Central bank gold purchases, the acceleration of de-dollarization, and the end of Federal Reserve interest rate hikes mean that a significant addition of investors is not required to justify the $2,500 per ounce price, according to the major US bank Bank of America.
“Our bottom line is that investor purchases do not need to increase significantly to justify the $2,500 price.” Inflows into gold exchange-traded funds (ETFs) will be critical. The dynamics of the assets they manage will be a crucial indicator of whether the price increase is sustainable, according to commodity market strategists at BofA.
Interest rates began to increase rapidly at the beginning of last year, but this growth has slowed. Despite high inflation, BofA believes the Fed’s rate hike cycle will end soon. That implies that actual interest rates (interest rates minus inflation) will no longer be a significant concern for gold. If the real interest rate rises, gold will fall in value, and vice versa.

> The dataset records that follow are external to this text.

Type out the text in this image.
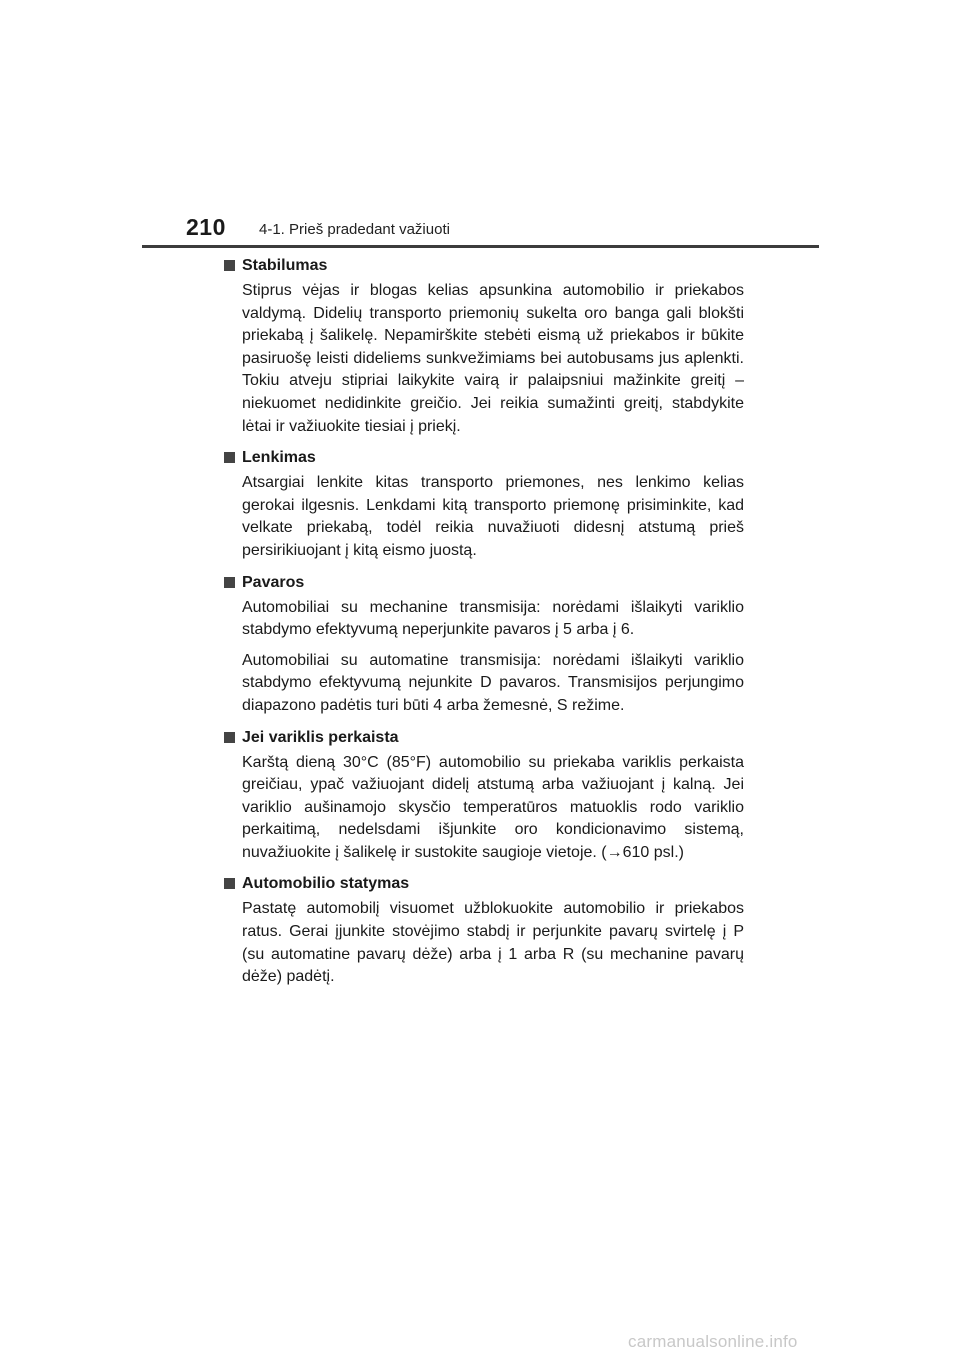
210 4-1. Prieš pradedant važiuoti
Stabilumas

Stiprus vėjas ir blogas kelias apsunkina automobilio ir priekabos valdymą. Didelių transporto priemonių sukelta oro banga gali blokšti priekabą į šalikelę. Nepamirškite stebėti eismą už priekabos ir būkite pasiruošę leisti dideliems sunkvežimiams bei autobusams jus aplenkti. Tokiu atveju stipriai laikykite vairą ir palaipsniui mažinkite greitį – niekuomet nedidinkite greičio. Jei reikia sumažinti greitį, stabdykite lėtai ir važiuokite tiesiai į priekį.

Lenkimas

Atsargiai lenkite kitas transporto priemones, nes lenkimo kelias gerokai ilgesnis. Lenkdami kitą transporto priemonę prisiminkite, kad velkate priekabą, todėl reikia nuvažiuoti didesnį atstumą prieš persirikiuojant į kitą eismo juostą.

Pavaros

Automobiliai su mechanine transmisija: norėdami išlaikyti variklio stabdymo efektyvumą neperjunkite pavaros į 5 arba į 6.

Automobiliai su automatine transmisija: norėdami išlaikyti variklio stabdymo efektyvumą nejunkite D pavaros. Transmisijos perjungimo diapazono padėtis turi būti 4 arba žemesnė, S režime.

Jei variklis perkaista

Karštą dieną 30°C (85°F) automobilio su priekaba variklis perkaista greičiau, ypač važiuojant didelį atstumą arba važiuojant į kalną. Jei variklio aušinamojo skysčio temperatūros matuoklis rodo variklio perkaitimą, nedelsdami išjunkite oro kondicionavimo sistemą, nuvažiuokite į šalikelę ir sustokite saugioje vietoje. (→610 psl.)

Automobilio statymas

Pastatę automobilį visuomet užblokuokite automobilio ir priekabos ratus. Gerai įjunkite stovėjimo stabdį ir perjunkite pavarų svirtelę į P (su automatine pavarų dėže) arba į 1 arba R (su mechanine pavarų dėže) padėtį.

carmanualsonline.info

“The banking crisis has significantly impacted the markets, and interest rate cuts are now expected.” At the same time, core inflation has been persistent, and price pressure has been intense, as seen in household costs. This increases the likelihood of a second round of inflation,” the bank’s analysts wrote. “This confirms our long-term view: central banks lack a silver bullet to combat inflation, which should eventually entice investors to return to the market.” The end of interest rate hikes will be critical for gold.”
At the same time, central banks have continued to purchase gold actively. In addition to record central bank gold purchases last year, the de-dollarization trend has accelerated and is supporting gold.
“The terms of trade, countries’ balances of payments, and gold prices are all interrelated,” the analysts added. In this regard, the world is moving toward multipolarity, as evidenced by various country reports. Only a few central banks have publicly discussed de-dollarization. Saudi Arabia, for example, is considering selling oil in yuan. And the US currency’s share as a reserve currency has fallen from 70% two decades ago to 58% today.”
According to BofA, Russia has the most sanctions, so it is the fastest to abandon the dollar.
“The experience of Russia and other countries in using the US dollar as a weapon has led central banks to place their assets in gold,” according to the report.
According to BofA, the price of gold will rise to $2,200 per ounce by the end of the year. The spot price of gold is currently $1,980 per ounce.